In my previous post "Big data: problems of correlation, bias, and machine learning" I showed the graph of statistically significant correlation between chocolate consumption per capita and number of Nobel laureates in a country to illustrate the fact that "correlation does not imply causation". The information for it came from a paper published in the New England Journal of Medicine in 2012. It claimed that chocolate consumption could enhance cognitive function. The basis for this conclusion was that the number of Nobel Prize laureates in each country was strongly correlated with the per capita consumption of chocolate in that country.  However a recent paper by Velickovic in Scientific American (What Everyone Should Know about Statistical Correlation: A common analytical error hinders biomedical research and misleads the public, January-February 2015 - http://www.americanscientist.org/issues/pub/2015/1/what-everyone-should-know-about-statistical-correlation/99999) the author and his commentators were unsure of if the authors of the New England Journal of Medicine article made a blunder or if they were writing it tongue-in-cheek.

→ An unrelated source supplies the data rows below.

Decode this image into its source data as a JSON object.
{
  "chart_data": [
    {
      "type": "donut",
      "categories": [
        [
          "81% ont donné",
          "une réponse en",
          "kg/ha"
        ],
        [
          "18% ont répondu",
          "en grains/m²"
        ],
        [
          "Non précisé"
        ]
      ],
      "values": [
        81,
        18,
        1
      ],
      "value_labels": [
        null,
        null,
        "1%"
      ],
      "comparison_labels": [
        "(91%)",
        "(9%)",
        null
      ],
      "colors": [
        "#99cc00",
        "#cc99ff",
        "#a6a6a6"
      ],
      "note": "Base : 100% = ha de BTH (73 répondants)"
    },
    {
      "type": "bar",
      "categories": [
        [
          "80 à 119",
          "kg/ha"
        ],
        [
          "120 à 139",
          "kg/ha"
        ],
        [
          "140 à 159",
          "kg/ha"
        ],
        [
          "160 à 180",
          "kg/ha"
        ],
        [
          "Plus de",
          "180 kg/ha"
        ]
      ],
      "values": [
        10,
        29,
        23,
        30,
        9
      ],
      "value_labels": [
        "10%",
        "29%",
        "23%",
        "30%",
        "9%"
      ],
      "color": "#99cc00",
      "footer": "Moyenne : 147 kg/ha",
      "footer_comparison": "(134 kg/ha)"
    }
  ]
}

The interesting point, however, is that apart from being educational as illustrating correlation does not imply causation, the analysis in the New England Journal of Medicine article could be seen as an example of ecological fallacy. Velickovic writes:

... the authors fell into an ecological fallacy, when a conclusion about individuals is reached based on group-level data. In this case, the authors calculated the correlation coefficient at the aggregate level (the country), but then erroneously used that value to reach a conclusion about the individual level (eating chocolate enhances cognitive function). Accurate data at the individual level were completely unknown: No one had collected data on how much chocolate the Nobel laureates consumed, or even if they consumed any at all. I was not the only one to notice this error. Many other scientists wrote about this case of erroneous analysis. Chemist Ashutosh Jogalekar wrote a thorough critique on his Scientific American blog The Curious Wavefunction , and Beatrice A. Golomb of University of California, San Diego, even tested this hypothesis with a team of coauthors, pointing out that there is no link.